La conception du sablier, comme celle de l'horloge mécanique, date de la première moitié du XIVe siècle. Elle n'est donc pas aussi ancienne qu'on a tendance à le croire. Et si le sablier s'est développé et a perduré à côté d'elle, c'est qu'il a longtemps été indispensable à bord des navires, notamment pour calculer leur vitesse. Mais surtout pour déterminer avec précision les roulements du service à bord, les fameux « quarts » dus par l'équipage. Il ne s'agissait pas de quarts d'heure mais de la fraction de temps correspondant au quart d'une journée, c'est-à-dire de six heures. Quoique ne marquant pas l'heure juste mais le fractionnement des vingt-quatre heures de la révolution du Soleil autour de la Terre, ces « verres à heures » - c'est ainsi qu'on les nommait - ont été des instruments clés des grandes découvertes.

L'expansion de l'horloge mécanique est également due à l'essor du commerce. C'était en effet une nécessité pour les corporations de marchands, dès le XIVe siècle, de fixer les horaires d'ouverture et de fermeture de leurs échoppes et de les réguler en dehors de toute mesure religieuse du temps.

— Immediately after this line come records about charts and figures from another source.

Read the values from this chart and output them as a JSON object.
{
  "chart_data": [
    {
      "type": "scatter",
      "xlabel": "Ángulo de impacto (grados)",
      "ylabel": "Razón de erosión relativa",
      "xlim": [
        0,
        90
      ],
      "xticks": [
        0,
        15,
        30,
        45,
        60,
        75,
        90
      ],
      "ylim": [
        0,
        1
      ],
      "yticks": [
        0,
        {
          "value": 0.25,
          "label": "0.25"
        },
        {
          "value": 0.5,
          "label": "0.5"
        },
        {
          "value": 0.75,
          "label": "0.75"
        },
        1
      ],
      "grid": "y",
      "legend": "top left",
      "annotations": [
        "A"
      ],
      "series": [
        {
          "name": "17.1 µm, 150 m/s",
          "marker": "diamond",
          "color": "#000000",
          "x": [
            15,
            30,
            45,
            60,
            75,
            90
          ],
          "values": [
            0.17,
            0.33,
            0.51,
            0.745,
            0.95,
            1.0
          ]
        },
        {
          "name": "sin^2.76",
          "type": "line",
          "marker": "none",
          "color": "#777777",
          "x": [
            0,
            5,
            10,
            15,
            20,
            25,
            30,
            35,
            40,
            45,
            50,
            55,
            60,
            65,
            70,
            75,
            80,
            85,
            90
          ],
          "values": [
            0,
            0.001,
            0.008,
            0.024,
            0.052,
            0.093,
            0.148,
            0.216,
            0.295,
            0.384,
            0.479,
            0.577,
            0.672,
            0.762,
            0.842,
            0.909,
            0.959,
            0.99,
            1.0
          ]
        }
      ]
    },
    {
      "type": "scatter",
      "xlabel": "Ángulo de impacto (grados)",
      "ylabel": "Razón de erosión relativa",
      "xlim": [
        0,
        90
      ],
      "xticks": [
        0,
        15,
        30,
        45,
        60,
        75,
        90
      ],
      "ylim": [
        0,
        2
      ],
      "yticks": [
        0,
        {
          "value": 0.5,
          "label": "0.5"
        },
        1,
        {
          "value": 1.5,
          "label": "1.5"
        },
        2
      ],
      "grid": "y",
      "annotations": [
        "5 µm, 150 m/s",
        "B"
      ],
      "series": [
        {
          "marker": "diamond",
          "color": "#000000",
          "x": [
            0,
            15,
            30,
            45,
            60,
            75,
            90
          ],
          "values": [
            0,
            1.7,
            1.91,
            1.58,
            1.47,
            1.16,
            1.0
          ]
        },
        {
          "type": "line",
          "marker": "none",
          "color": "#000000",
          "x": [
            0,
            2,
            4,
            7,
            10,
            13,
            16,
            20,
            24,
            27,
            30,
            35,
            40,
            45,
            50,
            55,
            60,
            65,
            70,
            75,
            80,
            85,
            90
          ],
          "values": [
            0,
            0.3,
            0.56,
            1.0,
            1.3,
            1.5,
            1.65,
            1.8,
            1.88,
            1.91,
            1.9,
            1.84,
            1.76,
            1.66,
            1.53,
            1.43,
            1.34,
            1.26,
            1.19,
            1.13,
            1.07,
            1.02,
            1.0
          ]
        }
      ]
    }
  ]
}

Mécanique de précision, l'horloge, exige depuis l'origine de très nombreux outils, dont certains bien spécialisés. L'horloger assis sur un tabouret et éclairé par une lampe travaille sur un établi en bois généralement recouvert d'un papier ou d'un tissu de couleur verte afin de ne pas fatiguer ses yeux mis à rude épreuve. Il a besoin d'un étau aux minuscules mâchoires ; d'une petite enclume ; de potences à river, à chasser les pierres ; d'un tour ; d'une estrapade ; de pinces et de tenailles ; de pierres à aiguiser ; d'un diamant à couper le verre ; de nombreuses clefs, dont une à désarmer les ressorts ; de loupes, perceuses, forets, fraises, burins, filières, brucelles, brunissoirs, limes... de taille très réduite. Ne dit-on pas à juste titre qu'un horloger a besoin de mille outils ?

Avec les avancées technologiques qui mettent désormais la montre et l'horloge à la portée de toutes les bourses, l'apparition des écrans à cristaux liquides, la fin des multiples rouages et des ressorts, la disparition programmée du battement du balancier, on pouvait penser que tout allait forcément changer. Mais si les horloges ne se remontent plus, les aiguilles tournent toujours au sommet de nos édifices civils ou religieux, et à nos poignets. Seul le tic-tac hypnotique de nos montres et de nos réveils a disparu pour toujours.